You may all be wondering what's up with the Internet's coverage of IDF, since there wasn't a lot of news coming from that front yesterday. And yet, all of a sudden, something big comes along. The item in question is called Knights Mill, a codename for the next generation of Intel's HPC-oriented Xeon Phi processors.
Our own Jeff Kampman has his boots on the ground as we speak, and he took a snapshot of Intel's announcement during a session:
— Jeff Kampman (@jkampman_tr) August 17, 2016
Put simply, Knights Mill is an upgraded version of the current-generation Knighs Landing CPUs.
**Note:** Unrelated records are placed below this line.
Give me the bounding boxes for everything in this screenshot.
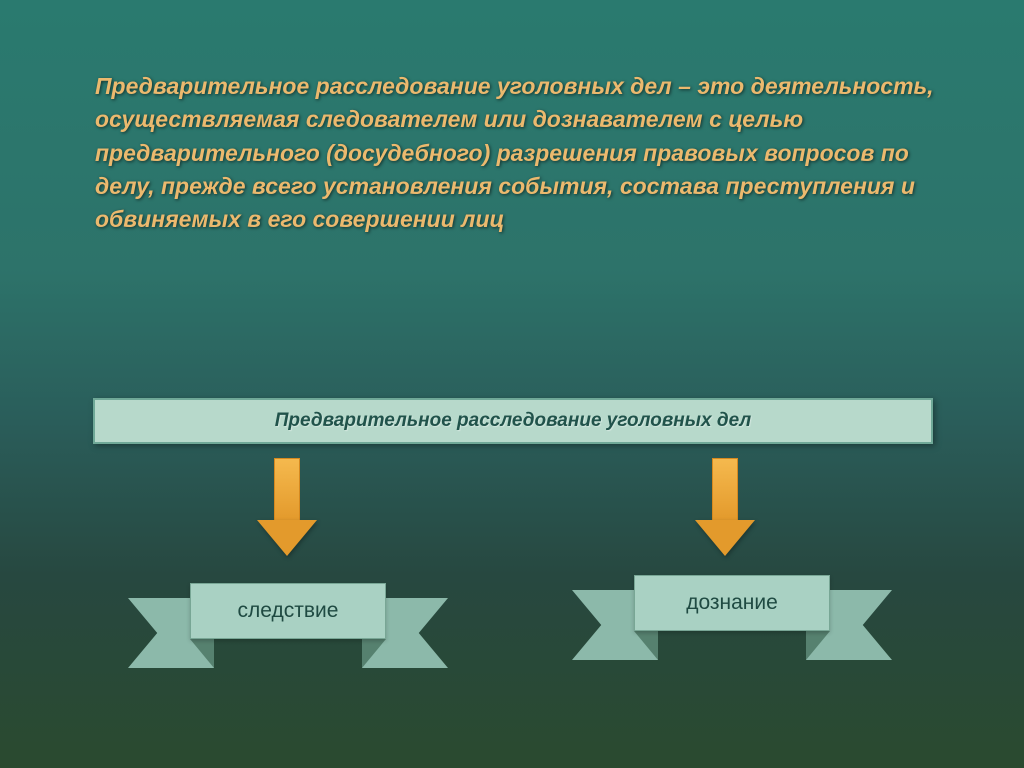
ribbon-center: дознание [634,575,830,631]
arrow-head-icon [257,520,317,556]
arrow-shaft [274,458,300,521]
arrow-right [695,458,755,558]
arrow-head-icon [695,520,755,556]
arrow-left [257,458,317,558]
definition-highlight: Предварительное расследование уголовных … [95,73,672,99]
ribbon-right-container: дознание [572,575,892,663]
main-bar: Предварительное расследование уголовных … [93,398,933,444]
ribbon-fold-left [634,631,658,660]
definition-text: Предварительное расследование уголовных … [95,70,935,237]
ribbon-left-container: следствие [128,583,448,671]
ribbon-fold-right [806,631,830,660]
ribbon-fold-right [362,639,386,668]
ribbon-fold-left [190,639,214,668]
ribbon-left-label: следствие [238,599,339,623]
arrow-shaft [712,458,738,521]
ribbon-right-label: дознание [686,591,778,615]
ribbon-center: следствие [190,583,386,639]
main-bar-label: Предварительное расследование уголовных … [275,410,751,432]
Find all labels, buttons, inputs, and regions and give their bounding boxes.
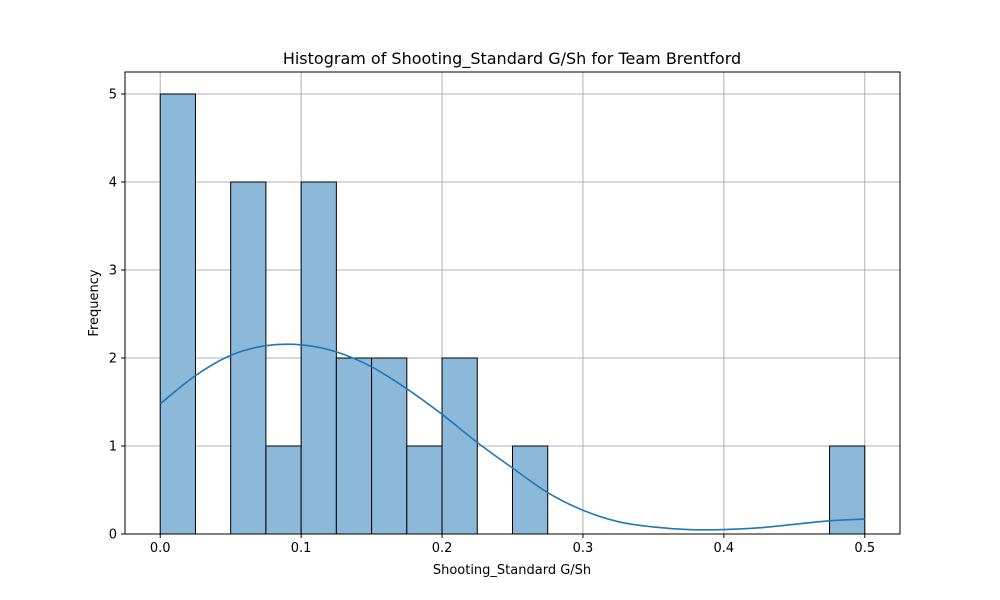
histogram-bar bbox=[406, 445, 443, 535]
x-axis-label: Shooting_Standard G/Sh bbox=[433, 563, 591, 578]
x-tick-label: 0.0 bbox=[150, 541, 171, 556]
kde-curve bbox=[159, 343, 865, 531]
histogram-bar bbox=[230, 181, 267, 535]
plot-frame bbox=[124, 71, 901, 535]
y-tick-label: 4 bbox=[109, 176, 117, 191]
histogram-bar bbox=[441, 357, 478, 535]
x-tick-label: 0.1 bbox=[291, 541, 312, 556]
histogram-bar bbox=[335, 357, 373, 535]
histogram-bar bbox=[265, 445, 302, 535]
y-tick-label: 0 bbox=[109, 528, 117, 543]
x-axis-ticks: 0.0 0.1 0.2 0.3 0.4 0.5 bbox=[150, 534, 875, 556]
chart-title: Histogram of Shooting_Standard G/Sh for … bbox=[283, 49, 741, 69]
x-tick-label: 0.2 bbox=[432, 541, 453, 556]
y-tick-label: 3 bbox=[109, 264, 117, 279]
x-tick-label: 0.5 bbox=[854, 541, 875, 556]
y-tick-label: 2 bbox=[109, 352, 117, 367]
histogram-bar bbox=[512, 445, 549, 535]
y-tick-label: 1 bbox=[109, 440, 117, 455]
y-axis-ticks: 0 1 2 3 4 5 bbox=[109, 88, 125, 543]
histogram-bars bbox=[159, 93, 866, 535]
histogram-bar bbox=[300, 181, 337, 535]
y-tick-label: 5 bbox=[109, 88, 117, 103]
x-tick-label: 0.4 bbox=[714, 541, 735, 556]
x-tick-label: 0.3 bbox=[573, 541, 594, 556]
y-axis-label: Frequency bbox=[87, 269, 102, 336]
histogram-bar bbox=[159, 93, 196, 535]
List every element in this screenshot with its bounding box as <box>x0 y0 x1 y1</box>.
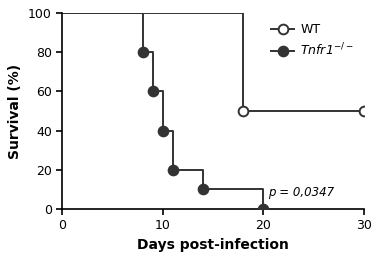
Y-axis label: Survival (%): Survival (%) <box>8 63 22 159</box>
Legend: WT, Tnfr1$^{-/-}$: WT, Tnfr1$^{-/-}$ <box>268 20 358 62</box>
X-axis label: Days post-infection: Days post-infection <box>137 238 289 252</box>
Text: p = 0,0347: p = 0,0347 <box>268 186 334 199</box>
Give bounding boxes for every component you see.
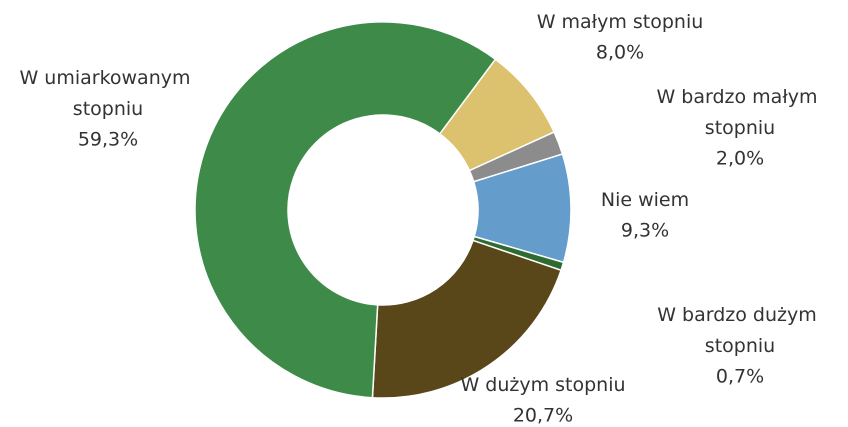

For those to whom either "Xeon Phi" or the whole "Knights" naming doesn't really ring a bell: these CPUs differ from the more "normal" models by offering many dozens of small cores instead of a few "big" ones. They're targeted at HPC and machine learning tasks. One perusal through Intel's ARK is all you need: the current-generation models pack somewhere from 64 to 72 cores and many more threads.
Intel says the Knights Mill models should offer better efficiency when compared to their predecessors, as well as "enhanced variable precision," which we take to mean improved floating-point support. Like current chips, Knights Mill CPUs will have a slice of RAM directly stacked on top of CPU (current Xeon Phis pack 16GB.) The company hopes the new CPUs to be gracing enormous clusters worldwide come 2017.
Since we're on the topic of Knight's Mill, it's interesting to look back at how the perceived-as-failed Larrabee went from being advertised as a graphics card to actually power the "Knights" series of Xeon Phi CPUs. In a personal blog entry, Larrabee architect Tom Forsyth lays out a bit of history on the chip and goes on to detail what it was meant to be, what it wasn't, and the public perception of the whole thing. If the fact that "Larrabee = Xeon Phi" comes as an overlooked and surprising fact (including to a good portion of the TR staff), by all means, go read Mr. Forsyth's account.